Consuming Messages
Consume messages from a queue and its channels.
Consuming messages requires permissions to the queue and access to its Messages endpoint.
A response to a GetMessages
request contains the list of messages with their payload, message ID, expiration time, visibility timeout, delivery count, and a receipt
. The maximum number of messages that can be returned in one response is 20, but the actual number of messages returned depends on the number of available messages and whether the request used long polling.
Consumers are responsible for updating messages and deleting messages, which require the message's receipt
.
Message locking
Consumers can "lock" a message retrieved from the queue so that another consumer can't retrieve the same message.

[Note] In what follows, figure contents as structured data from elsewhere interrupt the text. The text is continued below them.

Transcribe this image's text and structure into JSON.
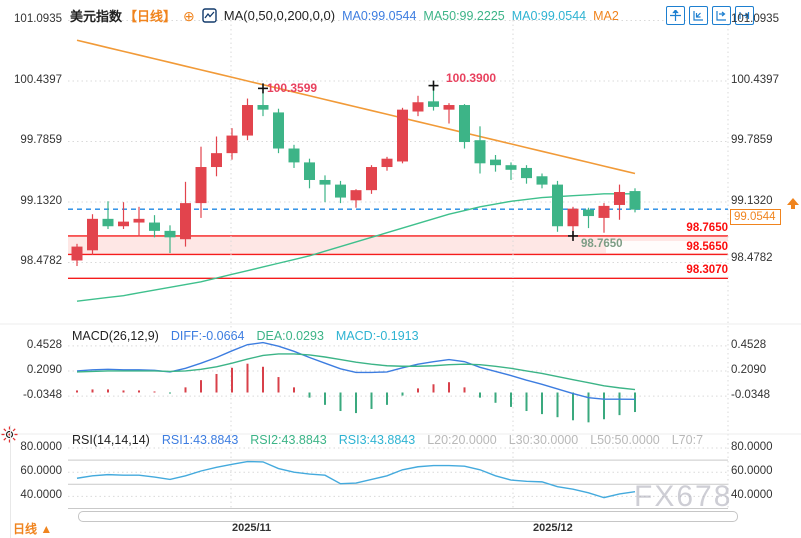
{
  "header": {
    "symbol": "美元指数",
    "timeframe_tag": "【日线】",
    "ma_settings": "MA(0,50,0,200,0,0)",
    "ma_values": [
      {
        "label": "MA0:99.0544",
        "color": "#3d7de0"
      },
      {
        "label": "MA50:99.2225",
        "color": "#3cb487"
      },
      {
        "label": "MA0:99.0544",
        "color": "#2eb3d2"
      },
      {
        "label": "MA2",
        "color": "#f0841e"
      }
    ]
  },
  "main_chart": {
    "y_axis_labels": [
      "101.0935",
      "100.4397",
      "99.7859",
      "99.1320",
      "98.4782"
    ],
    "current_price": "99.0544",
    "level_labels": [
      "98.7650",
      "98.5650",
      "98.3070"
    ],
    "annotation_high1": "100.3599",
    "annotation_high2": "100.3900",
    "annotation_low": "98.7650"
  },
  "macd_pane": {
    "title": "MACD(26,12,9)",
    "diff_label": "DIFF:-0.0664",
    "dea_label": "DEA:0.0293",
    "macd_label": "MACD:-0.1913",
    "y_axis_labels": [
      "0.4528",
      "0.2090",
      "-0.0348"
    ]
  },
  "rsi_pane": {
    "title": "RSI(14,14,14)",
    "rsi1_label": "RSI1:43.8843",
    "rsi2_label": "RSI2:43.8843",
    "rsi3_label": "RSI3:43.8843",
    "l20_label": "L20:20.0000",
    "l30_label": "L30:30.0000",
    "l50_label": "L50:50.0000",
    "l70_label": "L70:7",
    "y_axis_labels": [
      "80.0000",
      "60.0000",
      "40.0000"
    ]
  },
  "footer": {
    "tab_label": "日线",
    "tab_arrow": "▲",
    "date_labels": [
      "2025/11",
      "2025/12"
    ]
  },
  "watermark": "FX678",
  "colors": {
    "up": "#e2444d",
    "down": "#3db487",
    "ma200": "#f19a38",
    "ma50": "#3fc08d",
    "price_line": "#1e88e5",
    "level_line": "#f51c1c",
    "band_fill": "rgba(244,67,54,0.13)",
    "diff": "#3d7de0",
    "dea": "#3cb487",
    "hist_pos": "#d8404a",
    "hist_neg": "#3aa97e",
    "rsi": "#44aadd",
    "grid": "#d9d9d9",
    "grid_solid": "#c9c9c9",
    "accent": "#f0841e"
  },
  "chart_data": {
    "type": "candlestick",
    "title": "美元指数 日线",
    "x_axis_labels": [
      "2025/11",
      "2025/12"
    ],
    "y_axis_range": [
      98.31,
      101.09
    ],
    "candles_ohlc": [
      [
        98.5,
        98.68,
        98.44,
        98.65
      ],
      [
        98.61,
        99.0,
        98.56,
        98.95
      ],
      [
        98.95,
        99.14,
        98.84,
        98.87
      ],
      [
        98.87,
        99.13,
        98.84,
        98.92
      ],
      [
        98.91,
        99.08,
        98.76,
        98.95
      ],
      [
        98.91,
        98.99,
        98.75,
        98.82
      ],
      [
        98.82,
        98.88,
        98.58,
        98.75
      ],
      [
        98.73,
        99.35,
        98.65,
        99.12
      ],
      [
        99.12,
        99.73,
        98.96,
        99.51
      ],
      [
        99.51,
        99.84,
        99.41,
        99.66
      ],
      [
        99.66,
        99.93,
        99.59,
        99.85
      ],
      [
        99.85,
        100.25,
        99.8,
        100.18
      ],
      [
        100.18,
        100.36,
        100.06,
        100.13
      ],
      [
        100.1,
        100.14,
        99.66,
        99.71
      ],
      [
        99.71,
        99.75,
        99.5,
        99.56
      ],
      [
        99.56,
        99.6,
        99.28,
        99.37
      ],
      [
        99.37,
        99.42,
        99.13,
        99.32
      ],
      [
        99.32,
        99.36,
        99.12,
        99.18
      ],
      [
        99.15,
        99.27,
        99.07,
        99.26
      ],
      [
        99.26,
        99.53,
        99.22,
        99.51
      ],
      [
        99.51,
        99.62,
        99.47,
        99.6
      ],
      [
        99.57,
        100.15,
        99.55,
        100.13
      ],
      [
        100.11,
        100.28,
        100.06,
        100.21
      ],
      [
        100.22,
        100.39,
        100.12,
        100.16
      ],
      [
        100.13,
        100.2,
        99.98,
        100.18
      ],
      [
        100.18,
        100.19,
        99.71,
        99.78
      ],
      [
        99.8,
        99.95,
        99.44,
        99.55
      ],
      [
        99.59,
        99.64,
        99.46,
        99.53
      ],
      [
        99.53,
        99.56,
        99.37,
        99.48
      ],
      [
        99.5,
        99.53,
        99.33,
        99.39
      ],
      [
        99.41,
        99.44,
        99.28,
        99.32
      ],
      [
        99.32,
        99.36,
        98.81,
        98.87
      ],
      [
        98.87,
        99.08,
        98.77,
        99.06
      ],
      [
        99.05,
        99.07,
        98.85,
        98.98
      ],
      [
        98.96,
        99.12,
        98.8,
        99.09
      ],
      [
        99.1,
        99.32,
        98.94,
        99.24
      ],
      [
        99.25,
        99.28,
        99.02,
        99.05
      ]
    ],
    "ma200": [
      100.88,
      100.84,
      100.8,
      100.76,
      100.72,
      100.68,
      100.64,
      100.6,
      100.56,
      100.52,
      100.48,
      100.44,
      100.4,
      100.36,
      100.32,
      100.28,
      100.24,
      100.2,
      100.16,
      100.12,
      100.08,
      100.04,
      100.0,
      99.96,
      99.92,
      99.88,
      99.84,
      99.8,
      99.76,
      99.72,
      99.68,
      99.64,
      99.6,
      99.56,
      99.52,
      99.48,
      99.44
    ],
    "ma50": [
      98.06,
      98.08,
      98.1,
      98.12,
      98.15,
      98.18,
      98.21,
      98.24,
      98.27,
      98.31,
      98.35,
      98.39,
      98.43,
      98.47,
      98.51,
      98.55,
      98.6,
      98.65,
      98.7,
      98.75,
      98.8,
      98.85,
      98.9,
      98.95,
      99.0,
      99.04,
      99.08,
      99.11,
      99.14,
      99.16,
      99.18,
      99.19,
      99.2,
      99.21,
      99.22,
      99.22,
      99.22
    ],
    "current_price": 99.0544,
    "levels": [
      98.765,
      98.565,
      98.307
    ],
    "band": [
      98.765,
      98.565
    ],
    "markers": [
      {
        "bar": 12,
        "price": 100.3599,
        "type": "high"
      },
      {
        "bar": 23,
        "price": 100.39,
        "type": "high"
      },
      {
        "bar": 32,
        "price": 98.765,
        "type": "low"
      }
    ],
    "macd": {
      "diff": [
        0.21,
        0.22,
        0.225,
        0.22,
        0.22,
        0.215,
        0.2,
        0.235,
        0.285,
        0.34,
        0.405,
        0.465,
        0.485,
        0.45,
        0.4,
        0.34,
        0.285,
        0.23,
        0.195,
        0.195,
        0.2,
        0.24,
        0.275,
        0.3,
        0.32,
        0.3,
        0.245,
        0.205,
        0.165,
        0.12,
        0.08,
        0.035,
        -0.01,
        -0.05,
        -0.065,
        -0.065,
        -0.066
      ],
      "dea": [
        0.2,
        0.205,
        0.21,
        0.21,
        0.21,
        0.21,
        0.205,
        0.21,
        0.225,
        0.25,
        0.285,
        0.325,
        0.36,
        0.375,
        0.375,
        0.365,
        0.345,
        0.32,
        0.295,
        0.275,
        0.26,
        0.255,
        0.255,
        0.26,
        0.27,
        0.275,
        0.27,
        0.255,
        0.235,
        0.21,
        0.185,
        0.155,
        0.125,
        0.095,
        0.065,
        0.045,
        0.029
      ],
      "hist": [
        0.02,
        0.03,
        0.03,
        0.02,
        0.02,
        0.01,
        -0.01,
        0.05,
        0.12,
        0.18,
        0.24,
        0.28,
        0.25,
        0.15,
        0.05,
        -0.05,
        -0.12,
        -0.18,
        -0.2,
        -0.16,
        -0.12,
        -0.03,
        0.04,
        0.08,
        0.1,
        0.05,
        -0.05,
        -0.1,
        -0.14,
        -0.18,
        -0.21,
        -0.24,
        -0.27,
        -0.29,
        -0.26,
        -0.22,
        -0.19
      ]
    },
    "rsi": [
      55,
      57,
      58,
      57.5,
      57.5,
      56,
      54,
      57,
      61,
      64,
      66.5,
      68.8,
      68.5,
      63,
      60,
      58.5,
      57.5,
      50.5,
      51,
      54,
      57,
      62,
      64.5,
      65.5,
      65.5,
      65,
      62,
      57,
      53.5,
      52.5,
      52,
      48,
      46,
      43,
      39,
      42,
      43.9
    ]
  }
}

Messages are locked by specifying a visibility timeout. The Queue API uses the visibilityInSeconds
parameter to set this value.
The visibility timeout can be set at the queue level when creating a queue, or it can be specified when consuming or updating messages. If a consumer is having difficulty successfully processing a message, it can update the message to extend its invisibility. If a message's visibility timeout isn't extended, and the consumer doesn't delete the message, it returns to the queue.
When consuming, you don't need to specify the visibility timeout. The visibility timeout configured for the queue applies to the request. When creating a queue, the default visibility timeout is 30 seconds. If you include the optional visibility timeout parameter in a request, you can specify a minimum value of 0 seconds and a maximum value of 12 hours.
Using a visibility timeout of 0 effectively acts as a peek functionality. Messages retrieved this way will most likely be delivered to another consumer, because their visibility doesn't change.
Delivery count
Each time a message is retrieved using a GetMessages
request, or by Console polling, its delivery count increases. If the delivery count exceeds the queue's configured maximum, the message is sent to the dead letter queue.
Long polling
By default, a GetMessages
request uses long polling. The request waits for messages for 30 seconds, and if the timeout passes and no messages are available for consumption, the request returns an empty response. Long polling is useful to prevent tight loop retries on empty responses.
Consumers can change this behavior by including the timeoutInSeconds
parameter in their request, which accepts values of 0 to 30 seconds. Setting the timeoutInSeconds
value to 0 results in an immediate response from the queue, whether or not there are messages available.